J’attends du présent et du passé à la fois. En l’occurrence, ça se mélange.
Ca remonte à loin, déjà. Loin dans le temps, certes, et, du coup, avec le temps, presque dans l’espace.
(...)
Et tout ce qu’on sait de demain, c’est que ce sera les vacances. Tout ce qu’on sait de l’avenir, c’est que ce sera l’été. J’avais une grand-mère aussi. Un cousin, des copains. Le cousin très officiellement en vacances à la maison, alors que les copains ne faisaient que passer : il arrivait le matin, portant sa boîte de soldats en plastique dans un filet à commissions, repartait le soir.
On avait une cabane sur le bord de la rivière, avec une cheminée, on y cuisait à l’âtre des pommes de terre déterrées à peine mûres, dans un couvercle de boîte de fer avec des œufs, les meilleures frites du monde. On allait à la pêche à la main. On fabriquait des arcs, et des flèches polynésiennes qu’on lançait avec une ficelle jusqu’au ciel, au cœur du soleil. (...)

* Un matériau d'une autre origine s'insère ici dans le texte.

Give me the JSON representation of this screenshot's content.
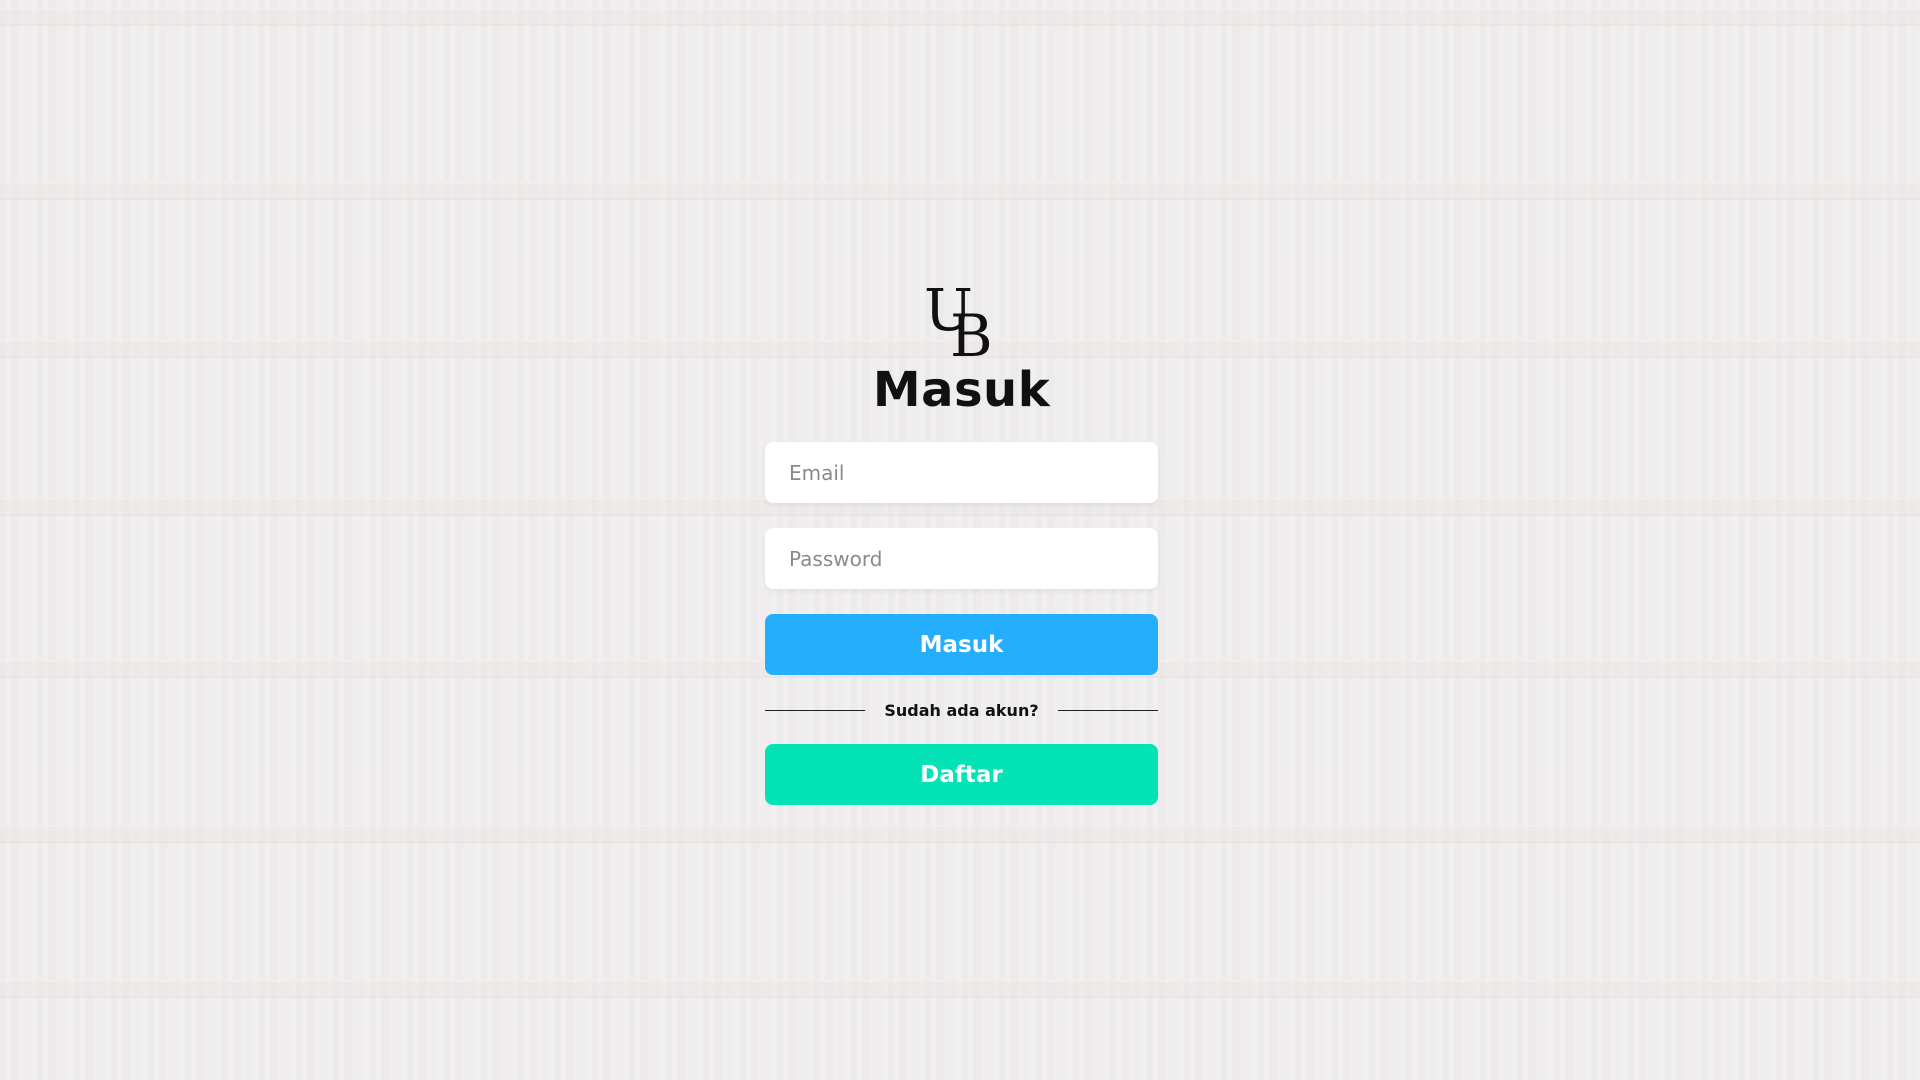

Et la grand-mère, sur les coups des quatre heures, criait mon nom et nous attendait sur le pas de la porte de chez nous, la moitié d’une tranche de miche tartinée de confiture dans chaque main, une pour le cousin officiellement résident et donc inscrit au goûter, une pour moi.
Mais surtout…
Mais surtout les jours de solitude, sans cousin ni copains aviateurs ou indiens, les jours les moins solitaires, pourtant…
Couché dans l’herbe du talus sur une couverture que traversaient les picots des brindilles.
C’est là que nous nous sommes rencontrés, vous ne le savez pas Monsieur. La première fois je ne vous attendais pas, forcément. Vous êtes arrivé en visite, à l’improviste. A la surprise.
C’était moi l’invité.
Dans les senteurs de rivière chaude et de foins et des buissons de la berge craquant de soleil. Avec une mouche, une guêpe par-ci par-là qui venait faire un tour dans les cases colorées de l’album. Avec l’odeur du papier et de l’encre de l’album.
Vous êtes venu chez nous, des mais plein les poches. Spirou et Fantasio, le comte de Champignac-en-Cambrousse (Pacôme, Hégésippe, Adélard, Ladislas). Le marsupilami. La plus belle invention du monde, la créature suprême, le marsupilami !
Mes voyages, mes colonies, mes expéditions lointaines, mon
Afrique, mon Orient, mon monde du silence, mon Amazonie, c’était vous. Chassant les taons du soir (on a les mouches tsé-tsé qu’on peut…) d’un revers de main. Sur une couverture au soleil, tapis volant amarré sur la rive d’une rivière épuisée à la source et vibrante d’été.
Je rêvais d’un château qui fut un jour à la ressemblance de celui de Monsieur le Comte, d’un parc comme le sien, avec mur d’enceinte de pierres et de lierre torturé dans sa maçonnerie par les siècles, juste ce qu’il faut. De champignons géants. De Métomol extrait du bolet Satan, à liquéfier les statues et terrasser les dictateurs. De pilules caméléons. De x1, x2, x4. De marsupilami…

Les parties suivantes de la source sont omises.